Within six days of assuming office, Japanese Prime Minister Yukio Hatoyama mooted a proposal to form an East Asian Community (EAC) during his meeting with Chinese President Hu Jintao in New York on the sidelines of the UN General Assembly. When he made a similar proposition on his campaign trail during the recently held Japanese general elections, the concept seemed utopian. But Hatoyama seems committed to the idea as he renewed the concept during his visit to Seoul and Beijing soon after his US visit. Inching closer towards achieving the goal of regional integration, the leaders of three countries signed a trilateral cooperation agreement on 10 October 2009 in Beijing in which the three parties, Japan, China and South Korea made their commitment for the “development of East Asian community based on principles of openness, transparency, inclusiveness as a long term goal and to regional cooperation…,”.

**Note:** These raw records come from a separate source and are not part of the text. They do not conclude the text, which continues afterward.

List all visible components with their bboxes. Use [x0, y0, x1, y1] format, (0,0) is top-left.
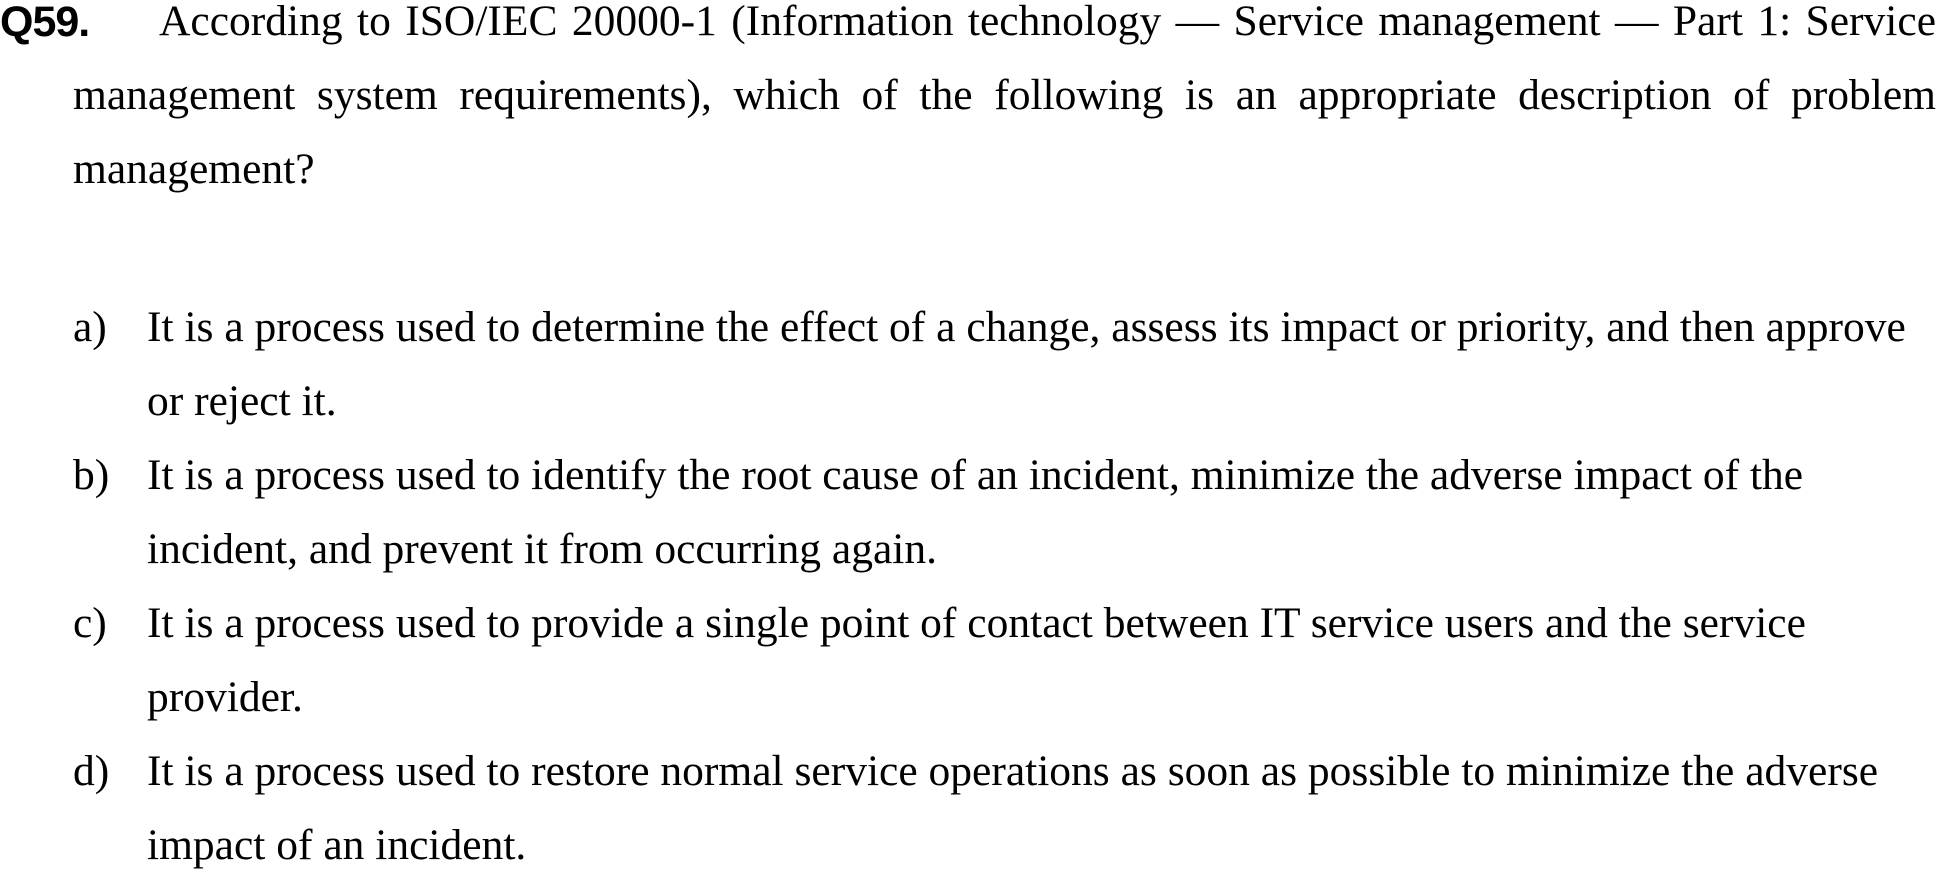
option-b: b) It is a process used to identify the …: [0, 438, 1936, 586]
option-label: a): [73, 303, 107, 351]
option-text: It is a process used to identify the roo…: [147, 451, 1804, 573]
option-c: c) It is a process used to provide a sin…: [0, 586, 1936, 734]
option-text: It is a process used to provide a single…: [147, 599, 1806, 721]
option-text: It is a process used to restore normal s…: [147, 747, 1879, 869]
option-label: d): [73, 747, 110, 795]
question-text: According to ISO/IEC 20000-1 (Informatio…: [73, 0, 1936, 193]
option-label: c): [73, 599, 107, 647]
option-text: It is a process used to determine the ef…: [147, 303, 1906, 425]
option-label: b): [73, 451, 110, 499]
option-d: d) It is a process used to restore norma…: [0, 734, 1936, 882]
answer-options: a) It is a process used to determine the…: [0, 290, 1936, 882]
option-a: a) It is a process used to determine the…: [0, 290, 1936, 438]
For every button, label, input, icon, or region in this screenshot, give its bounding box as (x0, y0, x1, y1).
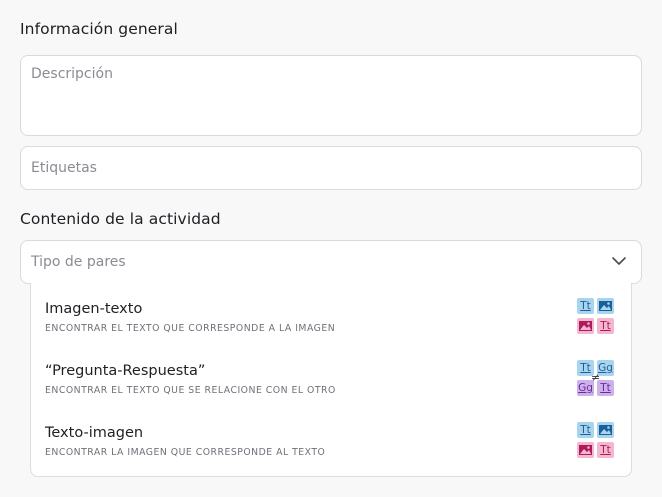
text-tile-icon: Tt (597, 442, 614, 458)
general-info-heading: Información general (20, 20, 178, 38)
option-title: Texto-imagen (45, 425, 144, 441)
description-placeholder: Descripción (31, 66, 113, 82)
image-tile-icon (577, 318, 594, 334)
activity-content-heading: Contenido de la actividad (20, 210, 221, 228)
not-equal-icon: ≠ (591, 371, 601, 384)
description-textarea[interactable]: Descripción (20, 55, 642, 136)
option-description: ENCONTRAR EL TEXTO QUE SE RELACIONE CON … (45, 385, 336, 396)
option-title: “Pregunta-Respuesta” (45, 363, 206, 379)
chevron-down-icon[interactable] (611, 255, 627, 267)
question-answer-pair-icon: Tt Gg Gg Tt ≠ (577, 360, 615, 398)
image-text-pair-icon: Tt Tt (577, 298, 615, 336)
tags-placeholder: Etiquetas (31, 160, 97, 176)
option-description: ENCONTRAR EL TEXTO QUE CORRESPONDE A LA … (45, 323, 336, 334)
text-tile-icon: Tt (577, 422, 594, 438)
image-tile-icon (597, 298, 614, 314)
text-tile-icon: Tt (577, 298, 594, 314)
pair-type-select[interactable]: Tipo de pares (20, 240, 642, 284)
pair-type-placeholder: Tipo de pares (31, 254, 126, 270)
option-question-answer[interactable]: “Pregunta-Respuesta” ENCONTRAR EL TEXTO … (31, 345, 631, 407)
text-image-pair-icon: Tt Tt (577, 422, 615, 460)
tags-input[interactable]: Etiquetas (20, 146, 642, 190)
option-description: ENCONTRAR LA IMAGEN QUE CORRESPONDE AL T… (45, 447, 326, 458)
option-text-image[interactable]: Texto-imagen ENCONTRAR LA IMAGEN QUE COR… (31, 407, 631, 469)
option-title: Imagen-texto (45, 301, 143, 317)
option-image-text[interactable]: Imagen-texto ENCONTRAR EL TEXTO QUE CORR… (31, 283, 631, 345)
image-tile-icon (597, 422, 614, 438)
text-tile-icon: Tt (597, 318, 614, 334)
pair-type-dropdown-menu: Imagen-texto ENCONTRAR EL TEXTO QUE CORR… (30, 283, 632, 477)
image-tile-icon (577, 442, 594, 458)
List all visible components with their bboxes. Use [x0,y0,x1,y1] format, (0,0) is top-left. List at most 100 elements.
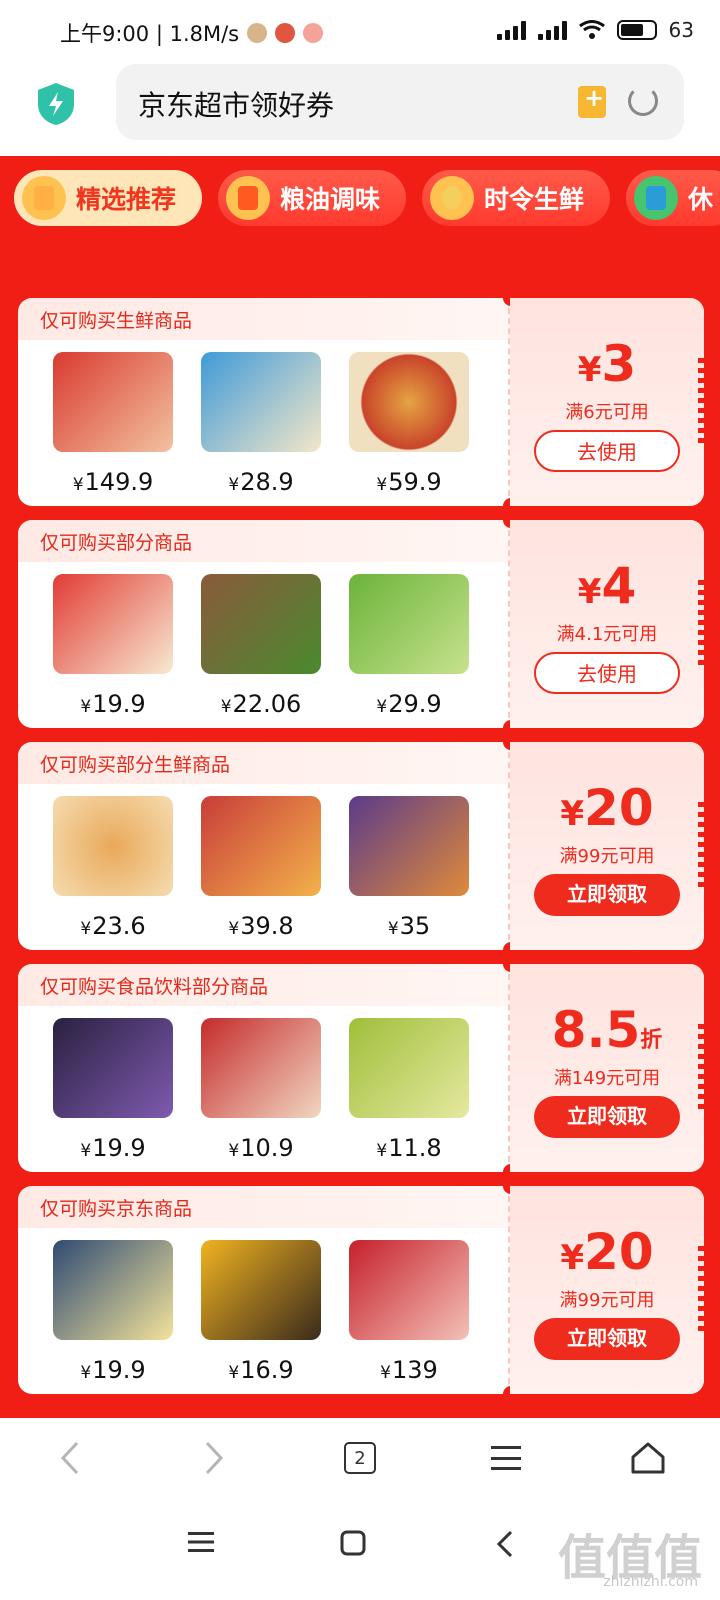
coupon-amount: ¥20 [560,1223,654,1281]
product-item[interactable]: ¥23.6 [38,786,188,950]
battery-level: 63 [668,18,694,42]
grain-oil-icon [226,176,271,220]
tab-featured[interactable]: 精选推荐 [14,170,203,226]
coupon-panel: ¥20 满99元可用 立即领取 [510,1186,704,1394]
status-right: 63 [496,18,694,42]
product-item[interactable]: ¥19.9 [38,1008,188,1172]
tab-fresh[interactable]: 时令生鲜 [422,170,611,226]
product-item[interactable]: ¥16.9 [186,1230,336,1394]
product-image-buns [53,796,173,896]
card-title: 仅可购买部分生鲜商品 [40,754,231,776]
menu-icon[interactable] [484,1436,528,1480]
product-price: 139 [392,1356,438,1384]
product-price: 10.9 [240,1134,294,1162]
product-image-egg-tarts [201,796,321,896]
home-icon[interactable] [626,1436,670,1480]
card-title: 仅可购买生鲜商品 [40,310,193,332]
product-price: 35 [399,912,431,940]
use-coupon-button[interactable]: 去使用 [534,652,680,694]
system-back-icon[interactable] [496,1530,514,1558]
product-item[interactable]: ¥35 [334,786,484,950]
reload-icon[interactable] [628,86,658,116]
product-price: 16.9 [240,1356,294,1384]
security-shield-icon[interactable] [36,82,76,126]
product-image-raisins [349,1018,469,1118]
category-tabs: 精选推荐 粮油调味 时令生鲜 休 [14,170,720,226]
product-image-pizza [349,352,469,452]
status-left: 上午9:00 | 1.8M/s [60,18,324,48]
product-item[interactable]: ¥10.9 [186,1008,336,1172]
coupon-condition: 满4.1元可用 [556,624,658,645]
back-icon[interactable] [48,1436,92,1480]
product-item[interactable]: ¥28.9 [186,342,336,506]
claim-coupon-button[interactable]: 立即领取 [534,1318,680,1360]
product-image-dates [201,1018,321,1118]
add-bookmark-icon[interactable] [578,84,606,118]
product-item[interactable]: ¥29.9 [334,564,484,728]
card-title: 仅可购买京东商品 [40,1198,193,1220]
coupon-amount: ¥3 [577,335,637,393]
tab-grain-oil[interactable]: 粮油调味 [218,170,407,226]
product-image-tofu-skin [201,1240,321,1340]
home-square-icon[interactable] [340,1530,366,1556]
coupon-card: 仅可购买部分生鲜商品 ¥23.6 ¥39.8 ¥35 ¥20 满99元可用 立即… [18,742,704,950]
browser-toolbar: 京东超市领好券 [0,64,720,156]
page-title: 京东超市领好券 [138,89,335,122]
featured-icon [22,176,66,220]
product-price: 28.9 [240,468,294,496]
coupon-condition: 满6元可用 [565,402,649,423]
product-image-toast [53,574,173,674]
coupon-card: 仅可购买生鲜商品 ¥149.9 ¥28.9 ¥59.9 ¥3 满6元可用 去使用 [18,298,704,506]
product-item[interactable]: ¥59.9 [334,342,484,506]
coupon-panel: ¥3 满6元可用 去使用 [510,298,704,506]
product-image-shumai [201,352,321,452]
product-image-pizza-bread [349,796,469,896]
snacks-icon [634,176,679,220]
product-price: 23.6 [92,912,146,940]
product-item[interactable]: ¥39.8 [186,786,336,950]
coupon-condition: 满149元可用 [553,1068,661,1089]
product-price: 11.8 [388,1134,442,1162]
tabs-button[interactable]: 2 [338,1436,382,1480]
coupon-panel: ¥4 满4.1元可用 去使用 [510,520,704,728]
product-price: 19.9 [92,1134,146,1162]
coupon-card: 仅可购买京东商品 ¥19.9 ¥16.9 ¥139 ¥20 满99元可用 立即领… [18,1186,704,1394]
product-price: 22.06 [232,690,302,718]
product-image-zongzi [201,574,321,674]
forward-icon[interactable] [192,1436,236,1480]
coupon-card: 仅可购买食品饮料部分商品 ¥19.9 ¥10.9 ¥11.8 8.5折 满149… [18,964,704,1172]
coupon-amount: ¥20 [560,779,654,837]
coupon-page: 精选推荐 粮油调味 时令生鲜 休 仅可购买生鲜商品 ¥149.9 ¥28.9 ¥… [0,156,720,1418]
product-item[interactable]: ¥22.06 [186,564,336,728]
use-coupon-button[interactable]: 去使用 [534,430,680,472]
app-notification-icon [275,23,296,43]
product-image-apples [53,352,173,452]
product-item[interactable]: ¥19.9 [38,564,188,728]
wifi-icon [578,20,605,39]
battery-icon [616,20,657,40]
product-item[interactable]: ¥149.9 [38,342,188,506]
product-item[interactable]: ¥11.8 [334,1008,484,1172]
coupon-amount: 8.5折 [551,1001,663,1059]
product-item[interactable]: ¥139 [334,1230,484,1394]
fresh-icon [430,176,475,220]
browser-bottom-nav: 2 [0,1418,720,1500]
address-bar[interactable]: 京东超市领好券 [116,64,684,140]
product-price: 59.9 [388,468,442,496]
product-price: 149.9 [84,468,154,496]
product-image-corn [53,1240,173,1340]
recent-apps-icon[interactable] [188,1530,214,1554]
tab-snacks[interactable]: 休 [626,170,720,226]
coupon-condition: 满99元可用 [559,1290,655,1311]
claim-coupon-button[interactable]: 立即领取 [534,874,680,916]
watermark-url: zhizhizhi.com [603,1574,698,1590]
claim-coupon-button[interactable]: 立即领取 [534,1096,680,1138]
signal-2-icon [537,20,567,40]
card-title: 仅可购买部分商品 [40,532,193,554]
shop-notification-icon [303,23,324,43]
product-item[interactable]: ¥19.9 [38,1230,188,1394]
product-price: 19.9 [92,1356,146,1384]
coupon-panel: 8.5折 满149元可用 立即领取 [510,964,704,1172]
notification-icon [247,23,268,43]
product-image-avocado-cake [349,574,469,674]
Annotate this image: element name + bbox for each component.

Japan’s haste to push for a regional grouping is apparently driven by its economic concerns as it needs help from its biggest trading partner China and immediate neighbour South Korea (which together with Japan account for 16% of global GDP) to weather the current economic crisis. But the Japanese idea of creating an inclusive East Asian community differs with that of China. Japanese Foreign Minister Okada said that the envisaged community will include Japan, China and South Korea, including 10 member states of ASEAN plus India, Australia, New Zealand. In contrast China wants to restrict the membership to ASEAN+3, though it has not opposed inclusion of other countries this time.
Though Hatoyama has been vague about the idea of forming the community and has not made it clear about how this institution will be different from the 16 member East Asian Summit led by ASEAN, which has already held four annual summits beginning in 2005. ASEAN maintains that it will hold the driving seat at the Summit. Taking this fact into account, it seems that Japan wants to occupy the leadership position in the EAC and thus its ambition goes beyond its “entrepreneurial foreign policy.” Its effort to create a different grouping with the same members is bound to create a clash of interest with ASEAN. But Japan’s thinking is that it will be able to maintain its supremacy in the grouping since it has mooted the idea, seems to be a tad immature. It is likely to lose the leadership of the organization to China, which, as the world’s number three economic power is set to surpass Japan which is world’s number two world economy by 2010. In such a scenario, China will be the top most economy in the region and will claim its legitimate right to assume a leadership role in the grouping. A competitive relationship between China and Japan may develop to maintain their leadership role in the region.
Japan claims to emulate the EU model to form an inclusive community. A joint statement issued by China, South Korea and Japan in early October 2009 expressed a commitment to explore a free trade agreement, thereby hinting that it is inching closer in that direction. But the optimism that East Asia will realize the goal of European Union (EU) type integration does not seem realistic since historical issues still impede normal diplomatic relations. Compared to Germany’s complete renunciation of Nazism, Japan continues to reject responsibility for World War II and despite Hatoyama’s announcement that his Democratic Party of Japan’s (DPJ) leaders will not visit Yasukuni Shrine dedicated to soldiers including convicted war criminals, few elected DPJ leaders joined their Liberal Democratic Party counterparts in paying homage to the shrine on 21 October. The visits of Japanese leaders to the shrine in the past have drawn flak from its erstwhile colonies, which view the shrine as symbols of Japanese militarism and regard the visit to it by officials as insensitive and inconsistent with the apology Japan offered for its atrocities during colonial expansion.
Japan’s unresolved territorial disputes with its neighbours also strain normal relations with these countries. Japan and China had been at loggerheads over the sovereignty of Senkaku Islands while disputes with Russia have lingered for the last 60 years over their respective claims on the Northern Territories known as the Kurile Islands. With South Korea it has a dispute over Takeshima (doktok) island. Therefore, until Japan resolves its territorial disputes with its neighbours an EU type regional integration mechanism seems unlikely.
Japan is taking a “top down approach” in forming the community by discussing this issue at the leadership level with regional countries. But a European Union kind of Community can only take shape when it is pursued through a “bottom up approach”, that is, if the impetus comes from people in the region instead of the leadership. Among common people a strong dislike persists between Chinese and Japanese towards each other. A recent survey jointly conducted by China Daily and Genron – a Japanese NGO- found that “more than half of each nation still dislike the other.” The same survey when it tried to ascertain the first thing that comes to China’s mind when they think about Japan, over half of the Chinese respondents identified the Nanjing massacre. A 2008 opinion poll conducted by Chosun Ilbo– a leading South Korean newspaper – indicated that a majority of 31.4% respondents considered Japan the most unfavourable country followed by North Korea with 29.5%. Thus these opinion polls suggest that common people in the region do not have a better image about Japan – the country which is taking the lead to cobble together the EAC.
The only hope to form an East Asian community comes from increasing economic interdependence in the region, but this alone will not be enough to create a regional organization. The entire region needs to get rid of historical animosities, and only then an EU type regional integration system can take shape.